1990’lı yılların sonundan beri cihatı gruplar ortaya çıktı ve Kafkasya ve Orta Asya’da geliştiler. İslamcı hareketler burada kök salıyorlar. René Cagnat’a göre bölgenin istikrarı açısından tehlike arz ediyorlar ve değişik ülkeler bu tehdidi önlemekten acizler. Rusya ve Çin gibi güçlü komşular ise teröristleri gözetlemek konusunda minimum bir düzeyde anlaşıyorlar. Emekli albay, siyaset politikası konusunda doktoralı, Orta Asya sorunları uzmanı ve Uluslararası ve Stratejik İlişkiler Enstitüsü’nde (IRIS) araştırmacı olan René Cagnet, Kırgızistan’da yaşıyor ve İslamcı kazanın gelecekte her an patlayabileceği bir bölgeyi bize anlatıyor.

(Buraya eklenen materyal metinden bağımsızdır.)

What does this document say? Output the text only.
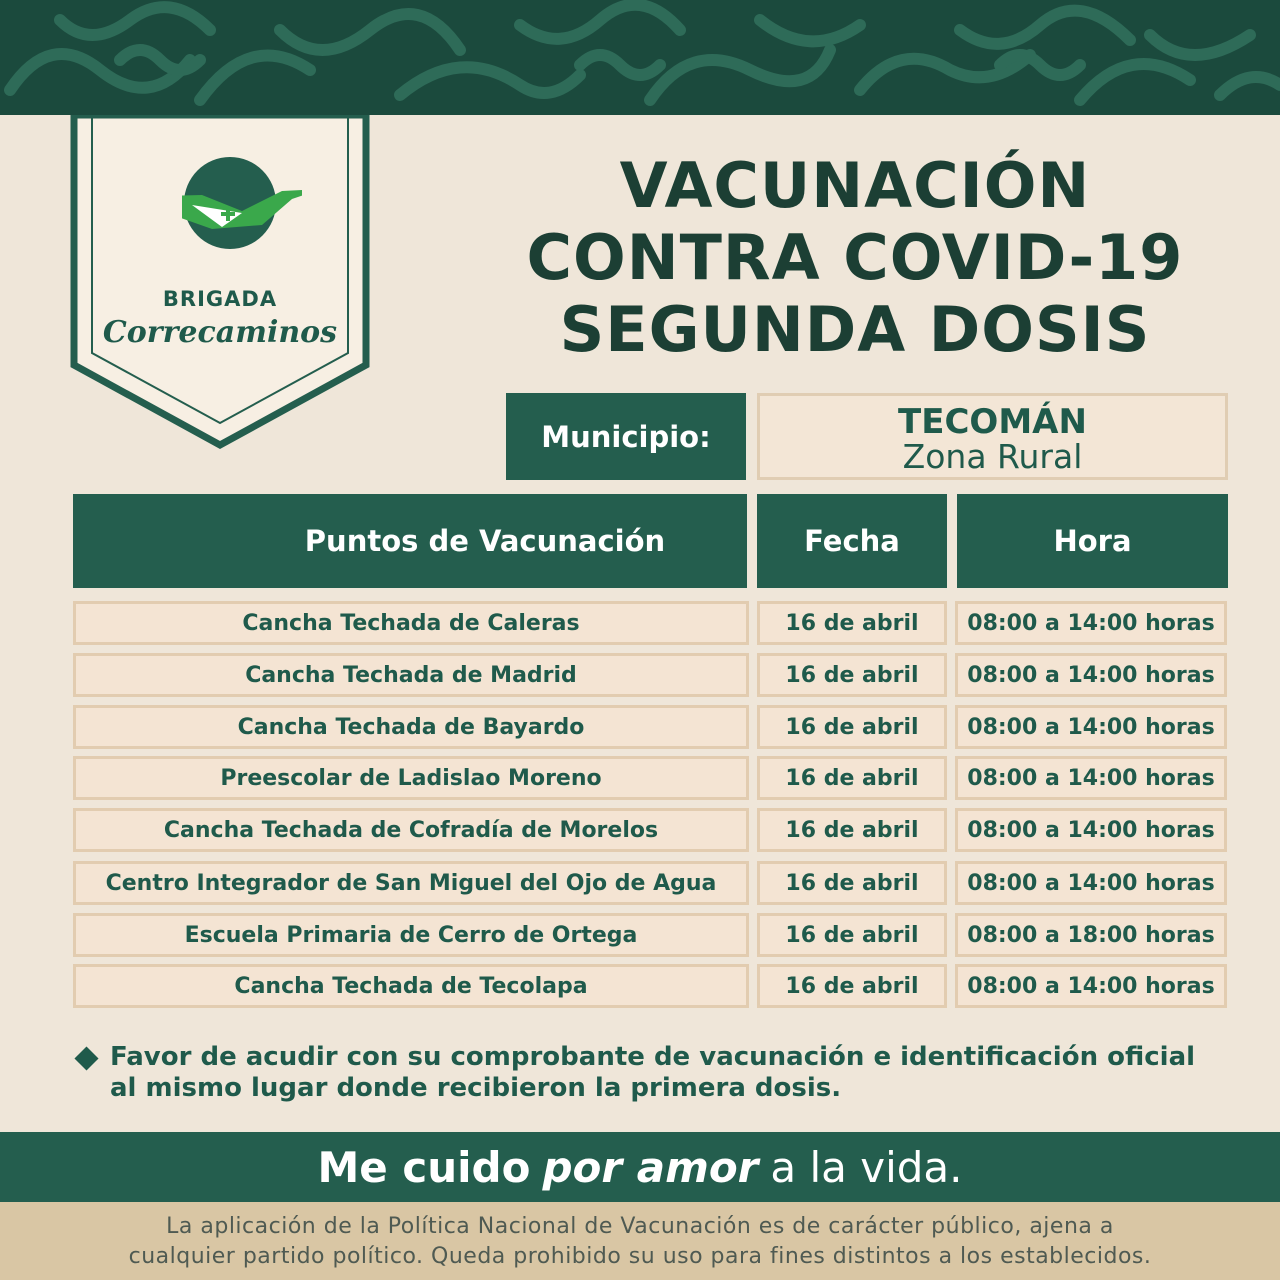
BRIGADA
Correcaminos
VACUNACIÓN
CONTRA COVID-19
SEGUNDA DOSIS
Municipio:	TECOMÁN
Zona Rural
Puntos de Vacunación	Fecha	Hora
Cancha Techada de Caleras	16 de abril	08:00 a 14:00 horas
Cancha Techada de Madrid	16 de abril	08:00 a 14:00 horas
Cancha Techada de Bayardo	16 de abril	08:00 a 14:00 horas
Preescolar de Ladislao Moreno	16 de abril	08:00 a 14:00 horas
Cancha Techada de Cofradía de Morelos	16 de abril	08:00 a 14:00 horas
Centro Integrador de San Miguel del Ojo de Agua	16 de abril	08:00 a 14:00 horas
Escuela Primaria de Cerro de Ortega	16 de abril	08:00 a 18:00 horas
Cancha Techada de Tecolapa	16 de abril	08:00 a 14:00 horas
Favor de acudir con su comprobante de vacunación e identificación oficial
al mismo lugar donde recibieron la primera dosis.
Me cuido por amor a la vida.
La aplicación de la Política Nacional de Vacunación es de carácter público, ajena a
cualquier partido político. Queda prohibido su uso para fines distintos a los establecidos.
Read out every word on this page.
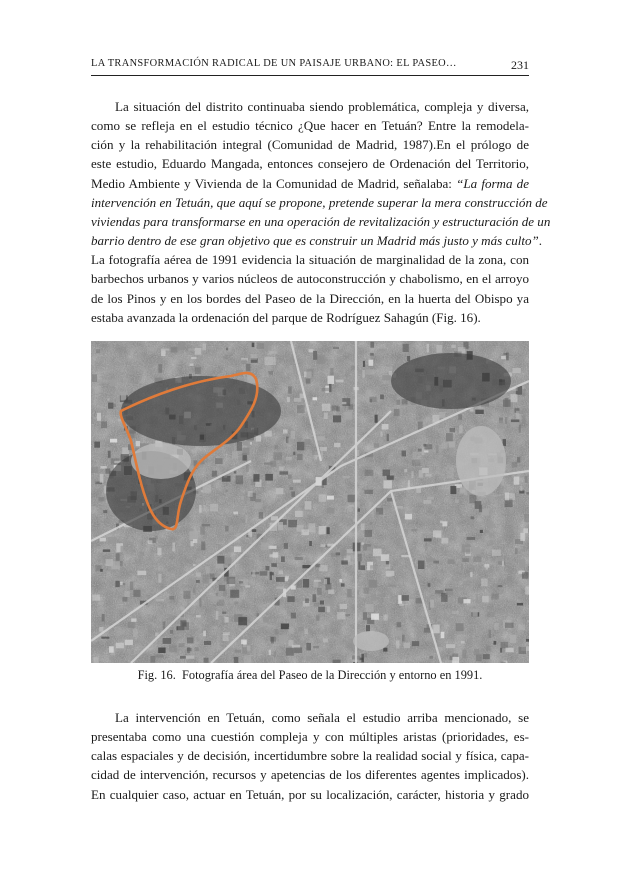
LA TRANSFORMACIÓN RADICAL DE UN PAISAJE URBANO: EL PASEO…	231
La situación del distrito continuaba siendo problemática, compleja y diversa,
como se refleja en el estudio técnico ¿Que hacer en Tetuán? Entre la remodela-
ción y la rehabilitación integral (Comunidad de Madrid, 1987).En el prólogo de
este estudio, Eduardo Mangada, entonces consejero de Ordenación del Territorio,
Medio Ambiente y Vivienda de la Comunidad de Madrid, señalaba: “La forma de
intervención en Tetuán, que aquí se propone, pretende superar la mera construcción de
viviendas para transformarse en una operación de revitalización y estructuración de un
barrio dentro de ese gran objetivo que es construir un Madrid más justo y más culto”.
La fotografía aérea de 1991 evidencia la situación de marginalidad de la zona, con
barbechos urbanos y varios núcleos de autoconstrucción y chabolismo, en el arroyo
de los Pinos y en los bordes del Paseo de la Dirección, en la huerta del Obispo ya
estaba avanzada la ordenación del parque de Rodríguez Sahagún (Fig. 16).
Fig. 16. Fotografía área del Paseo de la Dirección y entorno en 1991.
La intervención en Tetuán, como señala el estudio arriba mencionado, se
presentaba como una cuestión compleja y con múltiples aristas (prioridades, es-
calas espaciales y de decisión, incertidumbre sobre la realidad social y física, capa-
cidad de intervención, recursos y apetencias de los diferentes agentes implicados).
En cualquier caso, actuar en Tetuán, por su localización, carácter, historia y grado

» Suriye, Irak ve Afganistan’da birçok İslami savaşçı Orta Asya ve Kafkasya kökenli. Neden böyle bir olguyla karşı karşıyayız?

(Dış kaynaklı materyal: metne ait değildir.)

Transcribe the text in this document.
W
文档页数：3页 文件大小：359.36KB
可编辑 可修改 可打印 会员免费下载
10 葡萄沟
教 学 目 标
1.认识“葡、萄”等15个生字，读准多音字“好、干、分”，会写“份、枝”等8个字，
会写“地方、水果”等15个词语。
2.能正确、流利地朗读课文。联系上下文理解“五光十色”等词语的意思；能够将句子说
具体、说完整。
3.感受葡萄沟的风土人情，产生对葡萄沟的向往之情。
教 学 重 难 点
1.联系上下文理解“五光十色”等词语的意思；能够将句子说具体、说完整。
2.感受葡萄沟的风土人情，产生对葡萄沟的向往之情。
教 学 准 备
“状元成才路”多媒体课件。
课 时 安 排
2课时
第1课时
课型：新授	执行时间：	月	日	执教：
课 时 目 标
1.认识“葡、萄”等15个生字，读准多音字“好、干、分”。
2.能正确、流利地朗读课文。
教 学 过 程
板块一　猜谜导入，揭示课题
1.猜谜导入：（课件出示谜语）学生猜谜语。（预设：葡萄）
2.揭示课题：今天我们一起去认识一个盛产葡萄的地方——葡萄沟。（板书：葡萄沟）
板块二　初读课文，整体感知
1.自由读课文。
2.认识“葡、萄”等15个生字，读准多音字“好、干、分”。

Bu savaşçılar iki nedenle ortaya çıktılar: Birincisi içsel bir nedendir; hızlı bir nüfus artışı, işsizliğin artışı ve siyasi iklim (diğerinin düşüncesine saygı göstermeme, diktatörler) insanların bölgeden kaçmasına neden oluyorlar. Göç edenler dışarıda İslami hareketlerle karşılaşırlar -Taliban ya da IŞİD- ve bunlar bu insanları kullanırlar ve yeniden camiler ve medreseler aracılığıyla geldikler ülkelere yollarlar. Orta Asya ile dış ülkeler arasındaki bu bozguncu değişimlerin şeması böyledir. Göç edilir ve cihatçı olarak geri dönülür.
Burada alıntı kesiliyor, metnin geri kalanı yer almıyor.